Com o filme Ruth, revemos um pouco de Portugal no começo dos anos 60: ou a história de Eusébio transfigurada em crónica ligeira, mas incisiva, de um tempo amargo — este texto foi publicado no Diário de Notícias (3 Maio).
O filme Ruth vai buscar o título ao nome de código dado a Eusébio da Silva Ferreira quando, no começo da década de 1960, viajou de Lourenço Marques para Lisboa. A mudança de identidade surgiu como pormenor caricato, mas essencial, na guerra de bastidores travada entre dois clubes (Benfica e Sporting) apostados em contratá-lo. Reencontramos, assim, esse fascínio silencioso do nome sobre o qual escreveu Roland Barthes, a propósito da escrita de Proust: o nome existe como “objecto precioso, comprimido, embalsamado, que é preciso abrir como uma flor”.
Assim é o filme realizado por António Pinhão Botelho, a partir de um sólido argumento de Leonor Pinhão. E não é coisa banal tal atitude. Sabemos como algumas experiências em torno de figuras míticas do imaginário português (Salazar, Amália) têm gerado narrativas dependentes da formatação imposta pelas telenovelas: sem espessura histórica, tais figuras surgem como marionetas de uma transcendência que fica sempre por esclarecer. Em Ruth, pelo contrário, há vida social e política: do peso simbólico do futebol aos primeiros sinais da Guerra Colonial, este é, pelo menos, um Portugal que escapa a qualquer visão determinista.

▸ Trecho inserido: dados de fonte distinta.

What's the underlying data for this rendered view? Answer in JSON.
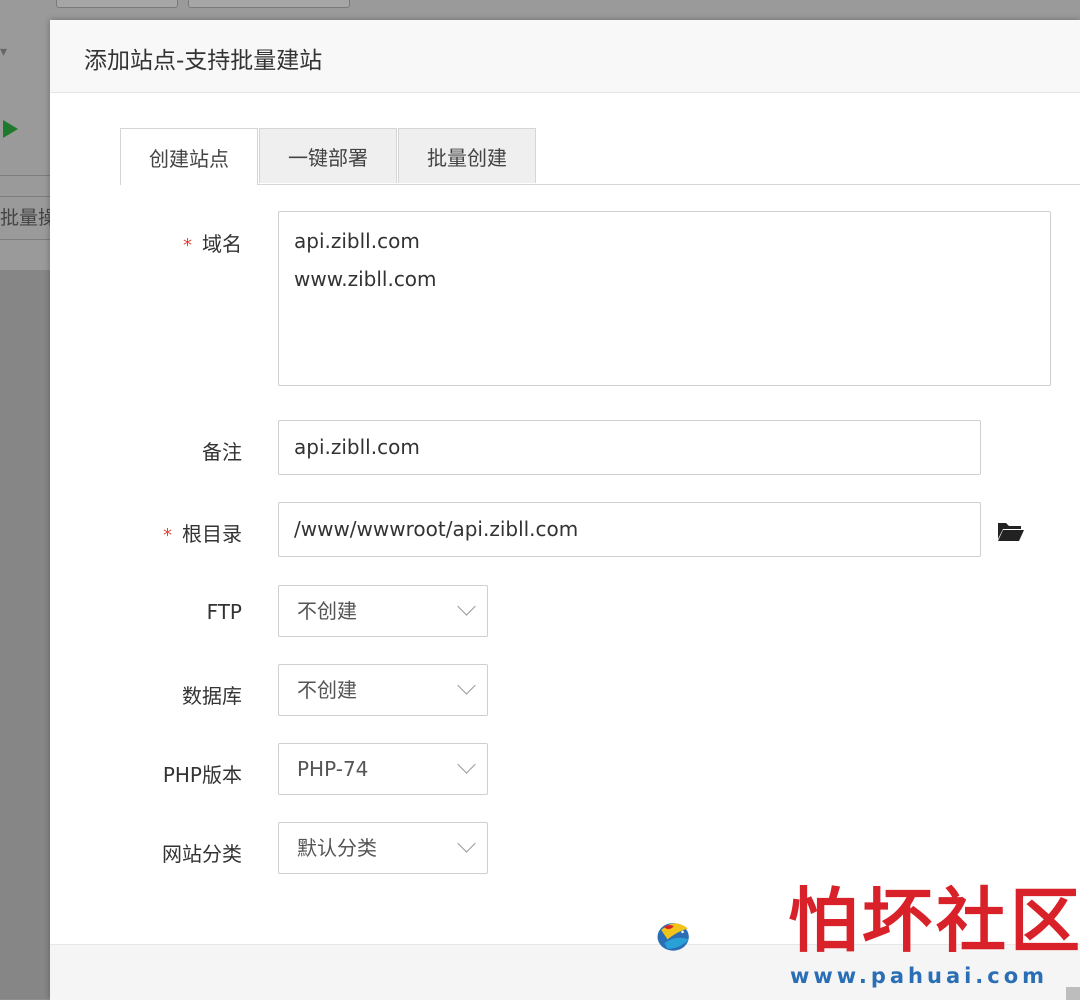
{
  "background": {
    "batch_label": "批量操作"
  },
  "modal": {
    "title": "添加站点-支持批量建站"
  },
  "tabs": [
    {
      "label": "创建站点"
    },
    {
      "label": "一键部署"
    },
    {
      "label": "批量创建"
    }
  ],
  "form": {
    "domain": {
      "label": "域名",
      "required_mark": "*",
      "lines": [
        "api.zibll.com",
        "www.zibll.com"
      ]
    },
    "remark": {
      "label": "备注",
      "value": "api.zibll.com"
    },
    "root": {
      "label": "根目录",
      "required_mark": "*",
      "value": "/www/wwwroot/api.zibll.com"
    },
    "ftp": {
      "label": "FTP",
      "selected": "不创建"
    },
    "database": {
      "label": "数据库",
      "selected": "不创建"
    },
    "php": {
      "label": "PHP版本",
      "selected": "PHP-74"
    },
    "category": {
      "label": "网站分类",
      "selected": "默认分类"
    }
  },
  "watermark": {
    "name": "怕坏社区",
    "url": "www.pahuai.com"
  },
  "colors": {
    "required": "#e0443a",
    "watermark_red": "#d82128",
    "watermark_blue": "#2a6fb6",
    "play_green": "#1f7a2e"
  },
  "icons": {
    "folder": "folder-open-icon",
    "dropdown": "chevron-down-icon",
    "play": "play-icon"
  }
}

Há, por certo, personagens mais bem desenvolvidas que outras, cenas de impecável “timing” narrativo, outras nem por isso. Mas não se trata de promover “modelos” — nunca foi obrigatório filmar à maneira de Oliveira; seria estúpido sugerir que Ruth deve servir de padrão para o que quer que seja. Acontece que, desta vez, há um filme que se interessa pelas pessoas e pelos lugares, além do mais libertando os actores dos espartilhos novelescos: no papel de Eusébio, Igor Regalla é exemplar na representação de alguém que não pode abdicar do seu nome. Como qualquer um de nós.